# Snow in VA or what?



## DodgeRam1996 (Oct 8, 2006)

Are we getting hit or what? Talking heads don't seem to know!?!?!?


----------



## w4hyi (Dec 8, 2009)

where u in virginia ?


----------



## detailman (Jan 27, 2004)

Im going to say yes these jackas!!!! dont know what there talking about half the time anyway. We will get 10 inches and they will be like oh we overlooked this one.


----------



## DodgeRam1996 (Oct 8, 2006)

w4hyi;978710 said:


> where u in virginia ?


I'm in Northern VA.

Looks like this thing is going to hit south of here.


----------



## w4hyi (Dec 8, 2009)

detailman;978928 said:


> Im going to say yes these jackas!!!! dont know what there talking about half the time anyway. We will get 10 inches and they will be like oh we overlooked this one.

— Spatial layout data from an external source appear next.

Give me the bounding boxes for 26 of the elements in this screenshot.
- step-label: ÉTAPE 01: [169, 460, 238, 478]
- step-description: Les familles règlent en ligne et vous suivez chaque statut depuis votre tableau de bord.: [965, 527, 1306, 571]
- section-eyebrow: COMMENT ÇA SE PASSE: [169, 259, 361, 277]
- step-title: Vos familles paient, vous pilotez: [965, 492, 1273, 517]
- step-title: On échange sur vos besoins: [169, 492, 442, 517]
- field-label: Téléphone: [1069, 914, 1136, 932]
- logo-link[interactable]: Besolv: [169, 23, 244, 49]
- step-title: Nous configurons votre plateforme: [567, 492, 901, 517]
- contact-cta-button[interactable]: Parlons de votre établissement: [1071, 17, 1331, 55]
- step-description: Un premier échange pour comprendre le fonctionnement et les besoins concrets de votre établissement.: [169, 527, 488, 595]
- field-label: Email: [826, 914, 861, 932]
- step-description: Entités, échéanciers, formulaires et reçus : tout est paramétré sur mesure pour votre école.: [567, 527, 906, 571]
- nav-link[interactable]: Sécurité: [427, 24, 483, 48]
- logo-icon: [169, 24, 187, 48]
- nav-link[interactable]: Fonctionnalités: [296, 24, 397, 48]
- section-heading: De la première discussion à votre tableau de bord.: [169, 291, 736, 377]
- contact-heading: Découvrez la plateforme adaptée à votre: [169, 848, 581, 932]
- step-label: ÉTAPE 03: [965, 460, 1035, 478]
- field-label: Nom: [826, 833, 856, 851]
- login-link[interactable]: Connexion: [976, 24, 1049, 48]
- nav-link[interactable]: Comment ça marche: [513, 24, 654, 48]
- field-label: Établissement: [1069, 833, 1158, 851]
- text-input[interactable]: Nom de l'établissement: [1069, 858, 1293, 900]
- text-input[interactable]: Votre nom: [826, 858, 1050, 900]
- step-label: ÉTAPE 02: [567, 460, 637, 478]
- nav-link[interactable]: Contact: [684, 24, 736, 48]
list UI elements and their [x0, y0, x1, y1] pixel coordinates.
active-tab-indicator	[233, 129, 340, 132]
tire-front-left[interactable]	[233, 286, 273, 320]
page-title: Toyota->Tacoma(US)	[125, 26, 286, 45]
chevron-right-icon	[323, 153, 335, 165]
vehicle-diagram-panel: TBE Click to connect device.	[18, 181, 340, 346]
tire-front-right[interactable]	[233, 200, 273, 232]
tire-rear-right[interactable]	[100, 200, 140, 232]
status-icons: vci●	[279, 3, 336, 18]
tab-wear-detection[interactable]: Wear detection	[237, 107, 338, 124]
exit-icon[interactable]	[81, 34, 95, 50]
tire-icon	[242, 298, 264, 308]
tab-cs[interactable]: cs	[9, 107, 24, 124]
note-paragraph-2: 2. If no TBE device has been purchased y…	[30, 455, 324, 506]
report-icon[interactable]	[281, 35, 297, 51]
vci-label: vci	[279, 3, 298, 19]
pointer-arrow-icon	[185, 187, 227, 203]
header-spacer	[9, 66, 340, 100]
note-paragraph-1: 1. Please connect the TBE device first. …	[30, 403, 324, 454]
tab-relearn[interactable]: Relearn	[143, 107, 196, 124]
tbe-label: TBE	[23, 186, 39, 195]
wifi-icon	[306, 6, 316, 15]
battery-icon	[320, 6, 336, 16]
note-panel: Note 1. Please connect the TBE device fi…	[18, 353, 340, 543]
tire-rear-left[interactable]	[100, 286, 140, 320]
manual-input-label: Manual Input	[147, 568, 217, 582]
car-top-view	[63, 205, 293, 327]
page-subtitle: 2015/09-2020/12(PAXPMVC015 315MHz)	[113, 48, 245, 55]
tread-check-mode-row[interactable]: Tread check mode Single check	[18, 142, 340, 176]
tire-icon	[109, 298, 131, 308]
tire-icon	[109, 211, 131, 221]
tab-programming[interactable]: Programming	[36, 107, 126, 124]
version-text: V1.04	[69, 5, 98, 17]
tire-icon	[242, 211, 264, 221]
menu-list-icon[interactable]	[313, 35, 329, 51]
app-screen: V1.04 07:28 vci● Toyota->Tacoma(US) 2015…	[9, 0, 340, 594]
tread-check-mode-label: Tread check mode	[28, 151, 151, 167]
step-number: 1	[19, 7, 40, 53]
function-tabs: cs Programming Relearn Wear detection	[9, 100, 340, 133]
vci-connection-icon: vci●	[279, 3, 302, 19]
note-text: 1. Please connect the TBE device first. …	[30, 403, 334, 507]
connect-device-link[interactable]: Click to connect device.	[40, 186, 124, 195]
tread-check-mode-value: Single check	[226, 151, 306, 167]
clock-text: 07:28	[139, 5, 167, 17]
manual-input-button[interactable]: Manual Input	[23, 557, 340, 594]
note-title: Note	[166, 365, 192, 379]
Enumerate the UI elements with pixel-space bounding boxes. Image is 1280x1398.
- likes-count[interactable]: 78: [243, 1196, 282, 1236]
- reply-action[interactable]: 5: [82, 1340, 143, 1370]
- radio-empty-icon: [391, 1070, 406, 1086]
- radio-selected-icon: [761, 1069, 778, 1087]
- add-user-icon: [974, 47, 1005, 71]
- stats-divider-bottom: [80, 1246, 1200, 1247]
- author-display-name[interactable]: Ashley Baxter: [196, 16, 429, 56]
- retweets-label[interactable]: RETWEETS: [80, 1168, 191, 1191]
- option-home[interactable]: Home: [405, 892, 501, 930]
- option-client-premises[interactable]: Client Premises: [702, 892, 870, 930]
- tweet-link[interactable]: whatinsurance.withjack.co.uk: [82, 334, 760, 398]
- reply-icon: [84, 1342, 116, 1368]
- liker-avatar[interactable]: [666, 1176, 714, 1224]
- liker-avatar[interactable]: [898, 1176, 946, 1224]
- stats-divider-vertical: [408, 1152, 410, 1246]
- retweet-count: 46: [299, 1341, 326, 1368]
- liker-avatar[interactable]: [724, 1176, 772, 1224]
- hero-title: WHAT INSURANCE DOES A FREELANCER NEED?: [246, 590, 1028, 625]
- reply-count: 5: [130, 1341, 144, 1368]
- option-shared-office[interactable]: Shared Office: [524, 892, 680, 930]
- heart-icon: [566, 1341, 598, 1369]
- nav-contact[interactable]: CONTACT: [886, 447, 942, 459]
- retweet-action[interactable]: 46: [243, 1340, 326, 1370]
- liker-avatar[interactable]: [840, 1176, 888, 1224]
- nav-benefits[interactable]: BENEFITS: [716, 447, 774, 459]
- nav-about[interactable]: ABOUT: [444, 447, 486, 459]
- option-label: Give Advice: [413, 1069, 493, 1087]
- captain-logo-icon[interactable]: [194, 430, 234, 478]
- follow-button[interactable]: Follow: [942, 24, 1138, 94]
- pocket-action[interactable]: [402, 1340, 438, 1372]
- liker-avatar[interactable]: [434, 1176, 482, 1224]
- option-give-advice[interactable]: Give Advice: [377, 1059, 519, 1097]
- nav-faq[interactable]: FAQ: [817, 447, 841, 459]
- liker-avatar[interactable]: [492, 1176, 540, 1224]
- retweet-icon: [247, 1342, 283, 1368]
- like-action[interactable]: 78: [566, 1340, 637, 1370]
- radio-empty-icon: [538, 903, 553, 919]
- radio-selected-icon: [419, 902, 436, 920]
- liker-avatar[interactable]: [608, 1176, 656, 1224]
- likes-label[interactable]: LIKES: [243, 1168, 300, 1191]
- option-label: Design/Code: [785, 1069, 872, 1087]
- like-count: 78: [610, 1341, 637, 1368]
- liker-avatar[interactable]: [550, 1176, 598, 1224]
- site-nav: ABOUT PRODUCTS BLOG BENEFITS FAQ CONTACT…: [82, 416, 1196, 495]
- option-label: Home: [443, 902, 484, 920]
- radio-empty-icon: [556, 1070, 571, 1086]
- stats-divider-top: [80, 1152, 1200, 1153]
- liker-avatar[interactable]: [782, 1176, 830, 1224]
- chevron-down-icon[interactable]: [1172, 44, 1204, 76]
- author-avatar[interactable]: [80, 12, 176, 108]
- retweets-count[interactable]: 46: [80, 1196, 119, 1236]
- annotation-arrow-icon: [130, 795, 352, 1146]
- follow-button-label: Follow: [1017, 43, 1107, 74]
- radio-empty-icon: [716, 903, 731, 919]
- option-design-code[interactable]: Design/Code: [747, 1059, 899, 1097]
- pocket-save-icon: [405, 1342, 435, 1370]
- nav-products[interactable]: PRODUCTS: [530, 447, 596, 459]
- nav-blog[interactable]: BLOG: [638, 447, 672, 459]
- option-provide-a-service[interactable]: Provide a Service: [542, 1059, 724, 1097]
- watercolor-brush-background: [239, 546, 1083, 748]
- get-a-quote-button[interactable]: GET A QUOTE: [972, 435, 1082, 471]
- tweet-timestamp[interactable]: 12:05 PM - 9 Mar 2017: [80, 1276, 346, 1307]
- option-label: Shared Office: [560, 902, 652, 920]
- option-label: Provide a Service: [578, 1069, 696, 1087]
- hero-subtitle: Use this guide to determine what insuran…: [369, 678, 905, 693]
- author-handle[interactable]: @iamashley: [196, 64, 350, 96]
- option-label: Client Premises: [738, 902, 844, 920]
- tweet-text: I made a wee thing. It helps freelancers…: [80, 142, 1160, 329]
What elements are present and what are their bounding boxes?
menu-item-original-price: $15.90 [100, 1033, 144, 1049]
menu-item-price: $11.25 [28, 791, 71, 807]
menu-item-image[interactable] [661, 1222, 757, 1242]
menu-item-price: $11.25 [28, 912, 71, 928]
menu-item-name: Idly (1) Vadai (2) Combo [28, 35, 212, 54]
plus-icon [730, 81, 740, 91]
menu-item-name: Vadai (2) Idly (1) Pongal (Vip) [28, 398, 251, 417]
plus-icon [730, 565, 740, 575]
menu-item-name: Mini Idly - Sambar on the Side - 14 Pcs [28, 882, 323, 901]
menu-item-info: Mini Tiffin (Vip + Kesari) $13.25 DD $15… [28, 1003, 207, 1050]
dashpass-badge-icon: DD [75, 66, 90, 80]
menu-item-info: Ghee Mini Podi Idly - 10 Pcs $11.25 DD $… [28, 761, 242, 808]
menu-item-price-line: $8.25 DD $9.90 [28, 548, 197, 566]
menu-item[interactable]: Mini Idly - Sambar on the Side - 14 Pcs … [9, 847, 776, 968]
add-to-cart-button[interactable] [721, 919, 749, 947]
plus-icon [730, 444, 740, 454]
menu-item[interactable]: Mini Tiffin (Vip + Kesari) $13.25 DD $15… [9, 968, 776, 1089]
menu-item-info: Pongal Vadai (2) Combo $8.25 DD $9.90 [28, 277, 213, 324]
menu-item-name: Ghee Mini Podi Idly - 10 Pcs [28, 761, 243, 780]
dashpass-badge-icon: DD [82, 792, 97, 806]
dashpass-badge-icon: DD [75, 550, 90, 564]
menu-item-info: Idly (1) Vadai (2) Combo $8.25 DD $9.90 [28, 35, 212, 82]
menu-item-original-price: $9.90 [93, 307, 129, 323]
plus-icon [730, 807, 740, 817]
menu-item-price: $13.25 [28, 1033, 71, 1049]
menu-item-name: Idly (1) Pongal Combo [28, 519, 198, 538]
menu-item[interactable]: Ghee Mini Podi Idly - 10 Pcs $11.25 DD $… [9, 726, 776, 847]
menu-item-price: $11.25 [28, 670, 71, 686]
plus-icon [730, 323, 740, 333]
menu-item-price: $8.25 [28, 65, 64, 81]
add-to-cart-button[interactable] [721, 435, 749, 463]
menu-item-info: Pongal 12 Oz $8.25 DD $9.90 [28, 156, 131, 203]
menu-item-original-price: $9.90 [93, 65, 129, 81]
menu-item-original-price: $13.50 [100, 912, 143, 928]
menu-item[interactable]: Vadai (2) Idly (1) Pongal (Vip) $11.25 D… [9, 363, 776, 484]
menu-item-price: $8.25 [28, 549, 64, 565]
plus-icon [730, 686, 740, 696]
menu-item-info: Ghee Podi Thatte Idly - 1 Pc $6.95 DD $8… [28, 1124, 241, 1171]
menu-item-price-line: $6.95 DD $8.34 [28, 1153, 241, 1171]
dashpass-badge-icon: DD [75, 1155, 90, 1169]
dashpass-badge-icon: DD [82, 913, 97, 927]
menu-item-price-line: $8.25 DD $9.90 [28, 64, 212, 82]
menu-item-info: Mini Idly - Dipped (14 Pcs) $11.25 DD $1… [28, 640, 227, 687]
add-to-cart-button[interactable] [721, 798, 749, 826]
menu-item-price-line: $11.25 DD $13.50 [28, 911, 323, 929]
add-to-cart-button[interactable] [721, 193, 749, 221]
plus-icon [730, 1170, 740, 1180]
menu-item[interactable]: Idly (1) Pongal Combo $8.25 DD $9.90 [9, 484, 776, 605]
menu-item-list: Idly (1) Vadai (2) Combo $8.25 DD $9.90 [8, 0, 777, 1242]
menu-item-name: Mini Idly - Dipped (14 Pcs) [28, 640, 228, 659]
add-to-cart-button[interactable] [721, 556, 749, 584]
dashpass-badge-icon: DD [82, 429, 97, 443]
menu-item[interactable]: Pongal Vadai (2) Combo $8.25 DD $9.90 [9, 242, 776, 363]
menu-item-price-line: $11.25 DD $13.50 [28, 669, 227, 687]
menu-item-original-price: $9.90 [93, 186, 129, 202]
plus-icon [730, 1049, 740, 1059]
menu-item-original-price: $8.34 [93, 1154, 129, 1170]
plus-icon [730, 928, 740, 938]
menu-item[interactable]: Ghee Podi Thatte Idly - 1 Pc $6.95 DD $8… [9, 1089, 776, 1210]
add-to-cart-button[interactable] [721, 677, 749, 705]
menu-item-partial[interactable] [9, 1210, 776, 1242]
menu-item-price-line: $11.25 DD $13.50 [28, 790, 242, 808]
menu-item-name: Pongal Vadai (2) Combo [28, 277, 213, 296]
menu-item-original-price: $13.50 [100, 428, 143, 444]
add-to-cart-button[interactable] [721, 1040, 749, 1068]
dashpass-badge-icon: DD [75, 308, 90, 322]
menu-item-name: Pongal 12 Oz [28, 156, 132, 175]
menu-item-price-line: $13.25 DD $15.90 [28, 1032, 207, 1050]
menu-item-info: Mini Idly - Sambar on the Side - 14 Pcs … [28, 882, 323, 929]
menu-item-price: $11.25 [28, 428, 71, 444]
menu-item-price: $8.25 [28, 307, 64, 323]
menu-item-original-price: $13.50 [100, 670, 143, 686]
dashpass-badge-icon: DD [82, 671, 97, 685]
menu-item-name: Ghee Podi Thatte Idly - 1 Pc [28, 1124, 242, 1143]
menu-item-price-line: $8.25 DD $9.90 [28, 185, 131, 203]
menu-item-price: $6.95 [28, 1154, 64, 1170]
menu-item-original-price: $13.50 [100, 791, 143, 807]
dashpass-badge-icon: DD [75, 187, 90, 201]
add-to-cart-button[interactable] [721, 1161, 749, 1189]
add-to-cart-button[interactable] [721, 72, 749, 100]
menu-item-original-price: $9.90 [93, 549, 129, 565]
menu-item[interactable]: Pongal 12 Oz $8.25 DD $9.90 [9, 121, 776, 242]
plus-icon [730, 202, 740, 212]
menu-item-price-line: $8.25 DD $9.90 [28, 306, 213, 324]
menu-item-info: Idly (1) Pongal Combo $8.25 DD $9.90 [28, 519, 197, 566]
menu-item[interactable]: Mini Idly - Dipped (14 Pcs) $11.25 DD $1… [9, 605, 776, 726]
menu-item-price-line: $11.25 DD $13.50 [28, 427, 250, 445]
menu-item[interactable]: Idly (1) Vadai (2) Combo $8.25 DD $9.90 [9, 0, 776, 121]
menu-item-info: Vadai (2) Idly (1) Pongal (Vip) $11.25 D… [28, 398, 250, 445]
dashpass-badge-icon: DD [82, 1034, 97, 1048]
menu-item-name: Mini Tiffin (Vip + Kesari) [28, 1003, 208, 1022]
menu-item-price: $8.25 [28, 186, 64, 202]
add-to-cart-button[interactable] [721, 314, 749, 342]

if your south of fredericksburg you might get 5-10 or more in some places but north maybe 2-5


----------



## w4hyi (Dec 8, 2009)

DodgeRam1996;979094 said:


> I'm in Northern VA.
> 
> Looks like this thing is going to hit south of here.


where i n. V.A ?


----------



## DodgeRam1996 (Oct 8, 2006)

w4hyi;979183 said:


> where i n. V.A ?


Fairfax, Va


----------